You must not return a pointer to stack memory from a function, because that pointer is no longer valid. So if an initializer returns a *Foo, it had better take an Allocator so that the pointer lives in heap. By convention we call those create btw.
It’s fine to return a Foo, though, because that ends up in the result location: conceptually, the struct is built inside the function call and copied back to the variable (or ‘place’ at least) where the result goes. The optimizer might elide the copy but it’s better to assume it won’t.
A Foo all by itself can only coerce to a *const Foo, not a mutable *Foo:
const my_foo: Foo = .init(stuff).doThing(more_stuff);
This will only work if doThing has the receiver types Foo or *const Foo. Any parameter type which is not a pointer is immutable, and this is consistent with that.
So you’d have to do this:
var my_foo: Foo = .init(stuff);
_ = my_foo.doThing(more_stuff);
Not so convenient! Zig does not encourage or reward chain-heavy code. I think of that as more of a consequence than a design goal.

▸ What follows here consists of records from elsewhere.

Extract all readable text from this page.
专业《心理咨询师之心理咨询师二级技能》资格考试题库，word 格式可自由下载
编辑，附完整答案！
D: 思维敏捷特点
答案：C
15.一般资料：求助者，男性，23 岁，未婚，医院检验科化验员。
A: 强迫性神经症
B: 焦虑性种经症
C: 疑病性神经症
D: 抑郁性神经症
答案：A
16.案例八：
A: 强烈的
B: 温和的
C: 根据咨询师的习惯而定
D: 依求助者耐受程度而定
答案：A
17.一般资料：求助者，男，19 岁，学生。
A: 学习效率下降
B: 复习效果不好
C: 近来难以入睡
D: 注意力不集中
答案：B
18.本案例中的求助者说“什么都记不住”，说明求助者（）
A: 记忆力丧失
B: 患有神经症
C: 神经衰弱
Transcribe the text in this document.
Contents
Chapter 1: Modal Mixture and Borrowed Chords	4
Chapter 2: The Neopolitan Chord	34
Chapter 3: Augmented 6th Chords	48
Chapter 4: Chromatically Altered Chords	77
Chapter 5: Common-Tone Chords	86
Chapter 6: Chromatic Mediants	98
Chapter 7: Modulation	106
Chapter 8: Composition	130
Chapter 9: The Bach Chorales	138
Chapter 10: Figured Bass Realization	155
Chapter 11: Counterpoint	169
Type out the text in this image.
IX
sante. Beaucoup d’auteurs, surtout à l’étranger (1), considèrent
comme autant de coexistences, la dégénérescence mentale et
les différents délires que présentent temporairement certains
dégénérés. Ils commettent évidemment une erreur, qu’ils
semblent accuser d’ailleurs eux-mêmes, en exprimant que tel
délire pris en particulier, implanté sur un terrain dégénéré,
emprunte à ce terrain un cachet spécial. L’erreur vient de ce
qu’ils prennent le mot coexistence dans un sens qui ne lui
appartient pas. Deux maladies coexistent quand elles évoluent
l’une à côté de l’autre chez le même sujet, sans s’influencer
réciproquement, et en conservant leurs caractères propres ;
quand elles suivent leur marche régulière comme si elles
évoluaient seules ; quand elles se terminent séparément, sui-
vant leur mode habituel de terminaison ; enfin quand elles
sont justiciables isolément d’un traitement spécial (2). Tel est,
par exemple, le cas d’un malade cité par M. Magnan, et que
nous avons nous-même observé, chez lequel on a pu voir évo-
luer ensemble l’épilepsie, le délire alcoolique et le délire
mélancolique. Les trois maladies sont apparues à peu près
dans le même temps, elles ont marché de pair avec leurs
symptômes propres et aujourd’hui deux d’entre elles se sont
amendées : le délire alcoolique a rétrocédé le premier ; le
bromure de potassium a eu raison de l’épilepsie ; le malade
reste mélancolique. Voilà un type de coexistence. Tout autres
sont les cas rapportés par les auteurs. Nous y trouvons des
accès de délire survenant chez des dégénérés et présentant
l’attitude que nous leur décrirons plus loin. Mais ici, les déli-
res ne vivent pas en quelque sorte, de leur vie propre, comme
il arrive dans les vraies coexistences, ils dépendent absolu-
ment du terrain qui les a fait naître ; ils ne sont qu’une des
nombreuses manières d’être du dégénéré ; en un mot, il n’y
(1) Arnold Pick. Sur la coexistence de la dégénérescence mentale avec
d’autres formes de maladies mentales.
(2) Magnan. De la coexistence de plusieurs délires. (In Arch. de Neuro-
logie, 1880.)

It’s always best to work with the language. If you want to write something as chained code, but the process is cumbersome, ugly, hard to understand: maybe don’t do it that way.
var foo: Foo = .init;
try foo.preheat(allocator, param1);
try foo.doTheNextThing(allocator, more, stuff);
if (foo.readyForAction()) {
// ...
}
If you absolutely, positively must write this kind of code as a series of method chains, you’ll need to use another language. That’s just how it is. But I guarantee you: the CPU? Doesn’t care. Users? Don’t care. Do you care?